The doctors advise you to listen to what your body is telling you. I felt like mine was telling me it was using all the energy it had to mend what the chemo had damaged, and to stay in bed and just let it get on with that. So I did. And after a few days, I felt better.

To date, I think I've been pretty lucky when it comes to chemo side effects. Through the YBCN (Younger Breast Cancer Network) I've made friends with and got to know a lot of women roughly my age who are going through chemo at the same time as me. I hear about the side effects they are dealing with and have been waiting for them all to hit me but so far I seem be one of those that is getting off lightly. In addition to what I mentioned above, I think this is my complete list of side effects to date:
  • Some tiredness in the week after each chemo. There's also times I've felt a bit spaced out in the days after chemo but I think that's actually a side effect of the steroids, rather than the chemo itself.
  • My hair has thinned a lot, and I am developing an attractive old man bald patch on top of my head. (My early nightmares were of me turning in to George Dawes or Gollum. I now know Friar Tuck is more likely.) It doesn't feel like it, but 33 days in to chemo, this is actually a bit of a cold cap success story. I'll soon be at the point where you'll definitely only see me in public with the wig on, but there's a good chance a load of my own hair will still be tucked away under there. Because if it stays as it is (too thinned out for me to be happy with it, but still plenty of hair there) then I am going to stick it out and not shave my head. It would mean as soon as chemo is done and hair starts growing again I will be able to get back to "normal" much more quickly. Filling out patchy bits enough for them to not be noticeable is much quicker than growing an entire new head of hair that's long enough to do anything with from scratch. Anyway, we'll see what happens (there's still plenty of time for another mass shedding leaving me with no option other than to go skinhead).

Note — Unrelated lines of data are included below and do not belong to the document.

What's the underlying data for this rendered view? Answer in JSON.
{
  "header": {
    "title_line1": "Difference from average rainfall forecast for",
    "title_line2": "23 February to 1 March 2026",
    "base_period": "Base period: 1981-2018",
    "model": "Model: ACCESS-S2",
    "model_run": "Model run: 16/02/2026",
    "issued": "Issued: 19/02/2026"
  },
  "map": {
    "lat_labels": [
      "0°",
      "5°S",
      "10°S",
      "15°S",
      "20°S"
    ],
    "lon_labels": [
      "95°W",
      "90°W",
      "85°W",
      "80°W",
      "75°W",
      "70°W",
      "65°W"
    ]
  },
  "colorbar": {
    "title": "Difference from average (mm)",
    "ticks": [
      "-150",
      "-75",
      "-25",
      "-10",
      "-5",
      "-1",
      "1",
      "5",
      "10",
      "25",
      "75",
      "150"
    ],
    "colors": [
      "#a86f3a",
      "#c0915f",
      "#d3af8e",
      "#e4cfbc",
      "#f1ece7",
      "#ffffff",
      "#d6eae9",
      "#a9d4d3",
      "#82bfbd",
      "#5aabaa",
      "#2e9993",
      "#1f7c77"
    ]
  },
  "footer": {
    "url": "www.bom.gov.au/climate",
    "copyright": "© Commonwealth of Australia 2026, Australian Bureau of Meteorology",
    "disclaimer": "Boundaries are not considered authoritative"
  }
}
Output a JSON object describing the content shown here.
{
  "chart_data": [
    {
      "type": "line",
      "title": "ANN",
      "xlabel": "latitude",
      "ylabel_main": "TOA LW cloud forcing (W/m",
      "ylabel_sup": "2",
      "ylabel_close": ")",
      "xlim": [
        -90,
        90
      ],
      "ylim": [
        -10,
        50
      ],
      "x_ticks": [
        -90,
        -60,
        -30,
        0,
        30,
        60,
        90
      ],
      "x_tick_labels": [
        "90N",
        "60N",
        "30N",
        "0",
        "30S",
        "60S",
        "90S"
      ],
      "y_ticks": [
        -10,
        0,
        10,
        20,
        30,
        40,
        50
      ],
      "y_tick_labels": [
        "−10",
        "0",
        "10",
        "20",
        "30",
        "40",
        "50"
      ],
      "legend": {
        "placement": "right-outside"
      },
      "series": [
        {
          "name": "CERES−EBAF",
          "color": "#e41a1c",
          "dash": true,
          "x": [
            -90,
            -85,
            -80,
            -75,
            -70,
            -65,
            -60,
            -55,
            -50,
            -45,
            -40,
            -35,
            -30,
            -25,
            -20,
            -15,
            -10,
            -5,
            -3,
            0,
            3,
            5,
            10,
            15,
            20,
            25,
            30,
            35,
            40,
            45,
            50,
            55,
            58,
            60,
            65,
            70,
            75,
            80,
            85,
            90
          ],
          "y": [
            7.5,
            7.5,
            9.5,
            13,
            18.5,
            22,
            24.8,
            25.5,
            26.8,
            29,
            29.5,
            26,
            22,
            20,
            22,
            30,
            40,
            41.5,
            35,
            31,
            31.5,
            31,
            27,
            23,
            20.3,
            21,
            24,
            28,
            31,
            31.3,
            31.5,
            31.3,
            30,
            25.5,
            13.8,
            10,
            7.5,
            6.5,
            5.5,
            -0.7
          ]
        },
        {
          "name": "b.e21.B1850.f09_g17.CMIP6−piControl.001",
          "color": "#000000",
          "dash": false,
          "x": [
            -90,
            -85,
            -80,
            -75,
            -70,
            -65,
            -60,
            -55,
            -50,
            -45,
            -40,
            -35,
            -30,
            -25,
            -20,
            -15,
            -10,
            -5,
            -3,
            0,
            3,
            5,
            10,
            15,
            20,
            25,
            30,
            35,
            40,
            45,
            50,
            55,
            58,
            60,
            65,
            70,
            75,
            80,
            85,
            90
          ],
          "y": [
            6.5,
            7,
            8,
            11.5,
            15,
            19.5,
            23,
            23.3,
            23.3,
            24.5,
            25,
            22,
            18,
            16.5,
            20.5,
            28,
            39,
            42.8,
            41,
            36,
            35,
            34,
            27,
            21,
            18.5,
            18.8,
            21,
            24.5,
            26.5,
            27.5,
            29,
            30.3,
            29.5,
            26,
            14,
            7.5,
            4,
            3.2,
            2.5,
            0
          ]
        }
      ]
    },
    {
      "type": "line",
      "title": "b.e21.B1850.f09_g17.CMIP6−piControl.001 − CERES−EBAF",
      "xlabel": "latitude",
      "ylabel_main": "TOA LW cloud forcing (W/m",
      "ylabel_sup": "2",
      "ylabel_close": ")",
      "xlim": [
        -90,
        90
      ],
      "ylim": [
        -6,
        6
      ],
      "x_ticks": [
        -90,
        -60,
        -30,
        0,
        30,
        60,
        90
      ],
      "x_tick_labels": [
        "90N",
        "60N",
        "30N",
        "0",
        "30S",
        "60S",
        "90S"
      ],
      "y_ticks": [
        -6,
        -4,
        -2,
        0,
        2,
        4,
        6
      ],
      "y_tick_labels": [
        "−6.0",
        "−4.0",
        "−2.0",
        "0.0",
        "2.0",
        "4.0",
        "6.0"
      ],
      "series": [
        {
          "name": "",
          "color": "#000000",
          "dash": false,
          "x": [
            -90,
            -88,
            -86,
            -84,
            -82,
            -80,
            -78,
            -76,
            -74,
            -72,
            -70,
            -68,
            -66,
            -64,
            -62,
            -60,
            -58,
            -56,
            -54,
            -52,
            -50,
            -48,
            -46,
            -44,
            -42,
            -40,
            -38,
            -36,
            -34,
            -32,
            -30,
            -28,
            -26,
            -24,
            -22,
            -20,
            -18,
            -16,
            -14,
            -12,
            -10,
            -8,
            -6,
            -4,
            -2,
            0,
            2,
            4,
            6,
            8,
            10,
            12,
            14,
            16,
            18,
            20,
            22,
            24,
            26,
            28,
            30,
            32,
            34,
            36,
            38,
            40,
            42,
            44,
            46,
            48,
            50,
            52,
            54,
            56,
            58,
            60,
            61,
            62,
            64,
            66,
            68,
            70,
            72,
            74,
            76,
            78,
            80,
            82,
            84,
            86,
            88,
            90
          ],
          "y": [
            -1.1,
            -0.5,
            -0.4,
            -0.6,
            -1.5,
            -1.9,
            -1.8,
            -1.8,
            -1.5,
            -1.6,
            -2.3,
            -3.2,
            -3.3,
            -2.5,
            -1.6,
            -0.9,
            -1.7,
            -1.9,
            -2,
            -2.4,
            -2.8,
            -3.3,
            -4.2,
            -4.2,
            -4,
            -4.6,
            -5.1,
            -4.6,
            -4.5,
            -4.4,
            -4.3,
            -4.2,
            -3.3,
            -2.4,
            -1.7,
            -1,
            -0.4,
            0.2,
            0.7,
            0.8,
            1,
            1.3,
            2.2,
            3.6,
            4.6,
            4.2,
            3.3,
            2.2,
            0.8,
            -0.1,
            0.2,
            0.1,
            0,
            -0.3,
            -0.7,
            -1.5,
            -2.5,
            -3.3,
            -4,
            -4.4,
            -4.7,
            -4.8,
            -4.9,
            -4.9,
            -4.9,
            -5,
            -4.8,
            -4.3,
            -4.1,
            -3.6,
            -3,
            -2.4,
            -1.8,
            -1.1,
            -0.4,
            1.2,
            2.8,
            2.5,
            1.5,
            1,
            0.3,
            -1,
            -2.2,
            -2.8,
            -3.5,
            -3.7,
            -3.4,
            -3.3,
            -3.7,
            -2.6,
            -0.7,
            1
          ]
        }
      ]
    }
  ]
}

  • After both chemos I have had some patches of rough gums for a few days. But they haven't been sore or anything. I just noticed they were a bit rough. Like after you've burned the roof of your mouth on pizza (without the pain).
  • The gum above one tooth receded a bit after chemo #1 but so far doesn't seem to have gotten any worse.
  • There was the extreme vomiting the night of chemo #1 but a different anti-sickness drug given to me for chemo #2 stopped that happening again. I just felt a but sick later on that night (so I went to bed, slept, and was fine the next day).
  • I had one very minor nosebleed after chemo #1.
  • One of the veins in my left arm is hard and sore. You can see it sticking up through my skin. Sore, hard veins in your hand/arm seems to affect everyone that has chemo. It's no wonder - the entire dose of chemo goes through them before spreading out to the rest of the body. But, while it's sore at the moment, I can't say it's a massive issue or intolerable.
  • I'm absolutely going to blame any times where I have been an overreacting stresshead on the chemo too.
I think that's it. The massive bag of lotions, potions, and pills I bought in Boots remains intact. My card for free prescriptions remains unused.

I am hoping I'm now all set to be well until chemo #3 in ten days time (as long as I don't pick up any coughs or colds from anyone in that time). Fingers crossed!